题目描述:
Given a string s, find the length of the longest substring without repeating characters.
测试用例:
Example 1:
Input: s = "abcabcbb"
Output: 3
Explanation: The answer is "abc", with the length of 3.
Example 2:
Input: s = "bbbbb"
Output: 1
Explanation: The answer is "b", with the length of 1.
Example 3:
Input: s = "pwwkew"
Output: 3
Explanation: The answer is "wke", with the length of 3.

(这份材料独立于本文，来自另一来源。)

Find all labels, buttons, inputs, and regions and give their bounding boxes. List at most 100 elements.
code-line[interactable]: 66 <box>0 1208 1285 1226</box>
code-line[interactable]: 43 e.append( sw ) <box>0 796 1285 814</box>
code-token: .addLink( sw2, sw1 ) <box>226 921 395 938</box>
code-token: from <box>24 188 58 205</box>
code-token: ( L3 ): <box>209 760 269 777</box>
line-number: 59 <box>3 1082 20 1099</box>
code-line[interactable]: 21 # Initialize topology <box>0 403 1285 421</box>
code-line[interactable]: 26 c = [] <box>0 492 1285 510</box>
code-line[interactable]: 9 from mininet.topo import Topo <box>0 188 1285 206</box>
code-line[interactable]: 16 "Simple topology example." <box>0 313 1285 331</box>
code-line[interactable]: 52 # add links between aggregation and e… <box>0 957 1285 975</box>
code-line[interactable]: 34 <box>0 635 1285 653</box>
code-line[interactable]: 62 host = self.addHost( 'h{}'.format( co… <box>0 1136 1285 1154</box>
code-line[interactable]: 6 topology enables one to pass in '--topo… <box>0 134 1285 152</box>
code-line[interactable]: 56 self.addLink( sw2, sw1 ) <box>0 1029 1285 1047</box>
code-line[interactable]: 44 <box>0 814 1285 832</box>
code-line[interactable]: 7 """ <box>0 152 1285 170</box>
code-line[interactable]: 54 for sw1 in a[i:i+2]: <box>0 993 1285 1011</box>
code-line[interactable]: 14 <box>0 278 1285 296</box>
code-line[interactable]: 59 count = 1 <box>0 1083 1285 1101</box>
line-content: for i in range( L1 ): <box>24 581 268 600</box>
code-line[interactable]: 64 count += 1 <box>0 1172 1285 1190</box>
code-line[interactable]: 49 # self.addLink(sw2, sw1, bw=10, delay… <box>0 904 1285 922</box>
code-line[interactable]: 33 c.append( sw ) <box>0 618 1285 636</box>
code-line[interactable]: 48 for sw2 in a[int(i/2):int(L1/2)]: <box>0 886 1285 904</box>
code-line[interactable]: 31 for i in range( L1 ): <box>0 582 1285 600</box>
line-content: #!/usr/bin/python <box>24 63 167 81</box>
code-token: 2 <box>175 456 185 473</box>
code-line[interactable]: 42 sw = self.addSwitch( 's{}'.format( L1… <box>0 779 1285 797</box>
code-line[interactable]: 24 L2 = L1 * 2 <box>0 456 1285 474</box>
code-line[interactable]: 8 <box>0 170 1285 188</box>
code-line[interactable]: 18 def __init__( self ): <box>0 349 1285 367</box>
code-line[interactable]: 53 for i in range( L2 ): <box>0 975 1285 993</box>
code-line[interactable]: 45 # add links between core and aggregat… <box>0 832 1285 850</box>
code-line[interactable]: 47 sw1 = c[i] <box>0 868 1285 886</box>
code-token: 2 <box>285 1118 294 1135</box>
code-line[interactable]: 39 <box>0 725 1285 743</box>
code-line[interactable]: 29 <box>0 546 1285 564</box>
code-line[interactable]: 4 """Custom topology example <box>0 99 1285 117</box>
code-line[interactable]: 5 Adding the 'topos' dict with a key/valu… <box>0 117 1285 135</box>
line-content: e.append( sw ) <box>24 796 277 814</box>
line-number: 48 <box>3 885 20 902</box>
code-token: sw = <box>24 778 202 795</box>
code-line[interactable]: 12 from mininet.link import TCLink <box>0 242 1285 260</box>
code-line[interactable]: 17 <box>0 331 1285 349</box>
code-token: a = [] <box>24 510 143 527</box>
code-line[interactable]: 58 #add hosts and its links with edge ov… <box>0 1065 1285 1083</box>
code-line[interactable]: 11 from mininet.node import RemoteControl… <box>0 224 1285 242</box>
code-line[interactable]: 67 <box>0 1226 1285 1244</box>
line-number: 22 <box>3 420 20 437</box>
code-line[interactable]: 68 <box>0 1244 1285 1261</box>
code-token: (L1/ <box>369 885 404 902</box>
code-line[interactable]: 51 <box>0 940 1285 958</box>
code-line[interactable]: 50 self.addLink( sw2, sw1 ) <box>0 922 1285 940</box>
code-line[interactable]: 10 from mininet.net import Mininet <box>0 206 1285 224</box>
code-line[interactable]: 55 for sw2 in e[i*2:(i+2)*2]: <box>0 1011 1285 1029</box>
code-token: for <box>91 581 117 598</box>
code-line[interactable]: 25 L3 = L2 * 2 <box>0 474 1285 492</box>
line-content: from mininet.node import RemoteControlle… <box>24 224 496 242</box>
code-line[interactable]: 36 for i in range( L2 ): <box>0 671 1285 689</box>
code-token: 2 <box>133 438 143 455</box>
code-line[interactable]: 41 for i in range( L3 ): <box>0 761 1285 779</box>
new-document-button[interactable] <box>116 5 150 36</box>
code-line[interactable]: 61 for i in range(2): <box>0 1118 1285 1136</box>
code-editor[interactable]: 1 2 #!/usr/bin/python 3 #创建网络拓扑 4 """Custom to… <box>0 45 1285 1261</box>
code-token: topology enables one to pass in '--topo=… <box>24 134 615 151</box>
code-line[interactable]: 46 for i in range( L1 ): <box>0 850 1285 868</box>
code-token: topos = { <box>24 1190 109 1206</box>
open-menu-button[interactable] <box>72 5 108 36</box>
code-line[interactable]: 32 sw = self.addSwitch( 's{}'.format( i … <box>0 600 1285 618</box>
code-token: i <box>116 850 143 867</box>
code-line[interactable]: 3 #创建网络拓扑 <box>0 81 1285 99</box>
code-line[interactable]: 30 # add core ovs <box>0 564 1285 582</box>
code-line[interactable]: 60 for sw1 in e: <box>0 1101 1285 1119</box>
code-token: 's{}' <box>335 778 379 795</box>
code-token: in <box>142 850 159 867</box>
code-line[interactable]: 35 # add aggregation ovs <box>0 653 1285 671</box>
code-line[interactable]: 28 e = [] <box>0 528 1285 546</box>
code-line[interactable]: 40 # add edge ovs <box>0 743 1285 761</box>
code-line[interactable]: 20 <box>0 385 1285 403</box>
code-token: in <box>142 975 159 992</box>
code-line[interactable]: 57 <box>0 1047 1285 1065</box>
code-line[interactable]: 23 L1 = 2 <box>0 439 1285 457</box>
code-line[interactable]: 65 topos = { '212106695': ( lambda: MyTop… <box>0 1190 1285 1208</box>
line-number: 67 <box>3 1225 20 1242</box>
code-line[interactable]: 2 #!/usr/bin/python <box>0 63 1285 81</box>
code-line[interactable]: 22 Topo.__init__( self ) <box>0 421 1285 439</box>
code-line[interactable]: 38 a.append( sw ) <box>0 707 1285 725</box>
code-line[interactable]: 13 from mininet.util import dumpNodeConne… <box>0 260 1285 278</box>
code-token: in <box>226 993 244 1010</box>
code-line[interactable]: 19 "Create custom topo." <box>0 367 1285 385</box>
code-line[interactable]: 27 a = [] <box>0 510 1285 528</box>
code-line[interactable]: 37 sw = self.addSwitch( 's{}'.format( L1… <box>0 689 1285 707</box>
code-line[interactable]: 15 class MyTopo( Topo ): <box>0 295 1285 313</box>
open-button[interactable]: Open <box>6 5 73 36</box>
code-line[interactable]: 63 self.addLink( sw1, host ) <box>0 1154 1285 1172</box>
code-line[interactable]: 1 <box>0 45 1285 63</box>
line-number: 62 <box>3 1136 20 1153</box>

Notice that the answer must be a substring, "pwke" is a subsequence and not a substring.
Example 4:
Input: s = ""
Output: 0
解题思路:
题目的要求是找到字符串中最长的子串,子串的含义就是相连的字符。这里我们采用类似双指针的解法,首先使用map字符第一次出现的位置,定义l,r为两个左右指针,r负责向前遍历元素,当有map中有重复值出现时,r表示右边界,l通过处理获取左边界,区间[l,r]就是区间的长度。
代码如下:
class Solution {
public:
int lengthOfLongestSubstring(string s) {
int N = s.size();
unordered_map<char,int> pos; // 记录字符串位置
int r = 0, l = 0, res = 0;
for(; r < N; r++){
if(pos.count(s[r])) {
l = max(l,pos[s[r]]+1); // 判断窗口内是否有重复的字符串存在
}
pos[s[r]] = r;
res = max(res,r-l+1);
}
return res;
}
};
在获取左边界时要考虑一个问题,就是在这个[l,r]的区间是否还有重复的字符存在,这里就需要获取最大的l,使得[l,r]区间中不存在重复的字符,这个可以参考例子:s = abba,折中情况。